Please help me understand the root cause of this error. Also, do suggest if this is the right way to load and query JSON data.

2 REPLIES 2

avatar
Expert Contributor

How does the data looks like? I think the json has to be in one row (so cant contain newlines) and you have to have one json per line.

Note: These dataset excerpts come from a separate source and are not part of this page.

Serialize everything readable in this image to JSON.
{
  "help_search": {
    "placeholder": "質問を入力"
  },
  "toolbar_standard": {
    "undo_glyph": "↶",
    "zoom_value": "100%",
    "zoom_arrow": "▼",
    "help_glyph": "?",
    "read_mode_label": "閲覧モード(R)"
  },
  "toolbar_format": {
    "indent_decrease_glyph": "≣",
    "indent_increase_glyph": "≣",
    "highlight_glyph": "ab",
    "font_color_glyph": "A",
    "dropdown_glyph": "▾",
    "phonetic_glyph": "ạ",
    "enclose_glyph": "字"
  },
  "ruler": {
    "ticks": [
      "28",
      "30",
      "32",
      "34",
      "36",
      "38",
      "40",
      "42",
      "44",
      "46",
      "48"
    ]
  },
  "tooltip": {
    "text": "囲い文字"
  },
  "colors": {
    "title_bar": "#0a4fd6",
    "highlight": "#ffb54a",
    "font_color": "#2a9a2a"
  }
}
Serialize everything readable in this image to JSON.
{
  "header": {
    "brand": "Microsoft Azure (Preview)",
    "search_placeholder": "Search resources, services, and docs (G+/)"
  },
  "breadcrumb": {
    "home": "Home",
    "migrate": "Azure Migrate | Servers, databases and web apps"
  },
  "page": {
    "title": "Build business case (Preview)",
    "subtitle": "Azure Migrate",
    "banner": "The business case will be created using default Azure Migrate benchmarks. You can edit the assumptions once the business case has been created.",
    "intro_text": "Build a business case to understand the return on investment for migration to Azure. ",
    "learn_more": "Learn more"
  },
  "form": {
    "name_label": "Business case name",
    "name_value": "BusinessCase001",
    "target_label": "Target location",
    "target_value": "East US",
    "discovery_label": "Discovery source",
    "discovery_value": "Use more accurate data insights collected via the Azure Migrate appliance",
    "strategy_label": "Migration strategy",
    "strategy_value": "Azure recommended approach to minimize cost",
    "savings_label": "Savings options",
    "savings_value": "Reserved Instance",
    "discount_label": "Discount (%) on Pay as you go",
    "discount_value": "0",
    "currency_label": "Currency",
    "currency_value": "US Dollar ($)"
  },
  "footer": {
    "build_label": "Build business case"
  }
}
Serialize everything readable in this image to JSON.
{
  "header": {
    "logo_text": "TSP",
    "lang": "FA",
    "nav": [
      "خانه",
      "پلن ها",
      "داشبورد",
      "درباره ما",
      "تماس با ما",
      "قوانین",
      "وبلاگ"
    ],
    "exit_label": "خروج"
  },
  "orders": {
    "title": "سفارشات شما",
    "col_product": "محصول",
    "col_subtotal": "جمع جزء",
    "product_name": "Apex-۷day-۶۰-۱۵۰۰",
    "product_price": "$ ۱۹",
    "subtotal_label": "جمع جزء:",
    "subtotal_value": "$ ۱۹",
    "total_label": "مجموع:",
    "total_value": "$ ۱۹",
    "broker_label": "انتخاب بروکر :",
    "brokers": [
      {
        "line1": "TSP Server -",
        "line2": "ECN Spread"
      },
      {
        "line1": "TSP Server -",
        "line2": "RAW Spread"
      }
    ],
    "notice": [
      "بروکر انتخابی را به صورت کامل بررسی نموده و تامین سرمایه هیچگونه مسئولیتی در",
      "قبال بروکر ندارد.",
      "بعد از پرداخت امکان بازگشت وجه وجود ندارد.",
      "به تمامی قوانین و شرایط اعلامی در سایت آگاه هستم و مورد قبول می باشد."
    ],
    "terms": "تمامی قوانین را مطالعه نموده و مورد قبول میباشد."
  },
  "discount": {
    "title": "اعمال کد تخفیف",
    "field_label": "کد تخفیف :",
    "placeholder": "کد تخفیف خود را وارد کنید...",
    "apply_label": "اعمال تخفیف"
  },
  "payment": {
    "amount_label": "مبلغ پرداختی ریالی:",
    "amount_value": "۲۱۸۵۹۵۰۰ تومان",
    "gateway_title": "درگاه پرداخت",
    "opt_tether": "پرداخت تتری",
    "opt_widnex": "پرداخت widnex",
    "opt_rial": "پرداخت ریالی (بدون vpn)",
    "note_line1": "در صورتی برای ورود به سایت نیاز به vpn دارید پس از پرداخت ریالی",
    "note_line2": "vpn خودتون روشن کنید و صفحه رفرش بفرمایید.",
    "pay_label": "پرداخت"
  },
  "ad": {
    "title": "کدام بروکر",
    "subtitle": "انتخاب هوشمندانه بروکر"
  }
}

At least I had a similar issue when I wanted to load a data via external table, where the json contained one big list with many dict elements.

avatar

HI TomasTF,

I tried 3 ways,


1. Data without newline : sample below 

{"id":"P121", "name":"Round Tee", "reseller":"Puma", "category":"Top Wear", "price":2379.06, "discount":22.57, "profit_percent":20.13},{"id":"P122", "name":"pant", "reseller":"Reebok", "category":"bottom", "price":1234.99, "discount":99.99, "profit_percent":67.12}


2. Data with new line and comma
{"id":"P121", "name":"Round Tee", "reseller":"Puma", "category":"Top Wear", "price":2379.06, "discount":22.57, "profit_percent":20.13},
{"id":"P122", "name":"pant", "reseller":"Reebok", "category":"bottom", "price":1234.99, "discount":99.99, "profit_percent":67.12}


3. Data with new line and without comma
{"id":"P121", "name":"Round Tee", "reseller":"Puma", "category":"Top Wear", "price":2379.06, "discount":22.57, "profit_percent":20.13}
{"id":"P122", "name":"pant", "reseller":"Reebok", "category":"bottom", "price":1234.99, "discount":99.99, "profit_percent":67.12}


all three failed with same error

Next, I deleted the table and recreated with Double


CREATE EXTERNAL TABLE IF NOT EXISTS testtable (Id string,Name string,Reseller string,Category string,Price Double,Discount Double,Profit_percent Double) ROW FORMAT SERDE 'org.openx.data.jsonserde.JsonSerDe' location "/user/testuser/test";


with Data in below format (new line without comma)
{"id":"P121", "name":"Round Tee", "reseller":"Puma", "category":"Top Wear", "price":2379.06, "discount":22.57, "profit_percent":20.13}
{"id":"P122", "name":"pant", "reseller":"Reebok", "category":"bottom", "price":1234.99, "discount":99.99, "profit_percent":67.12}


Now Select Query is not fetching result without error.

However, am still now sure why Decimal was throwing error.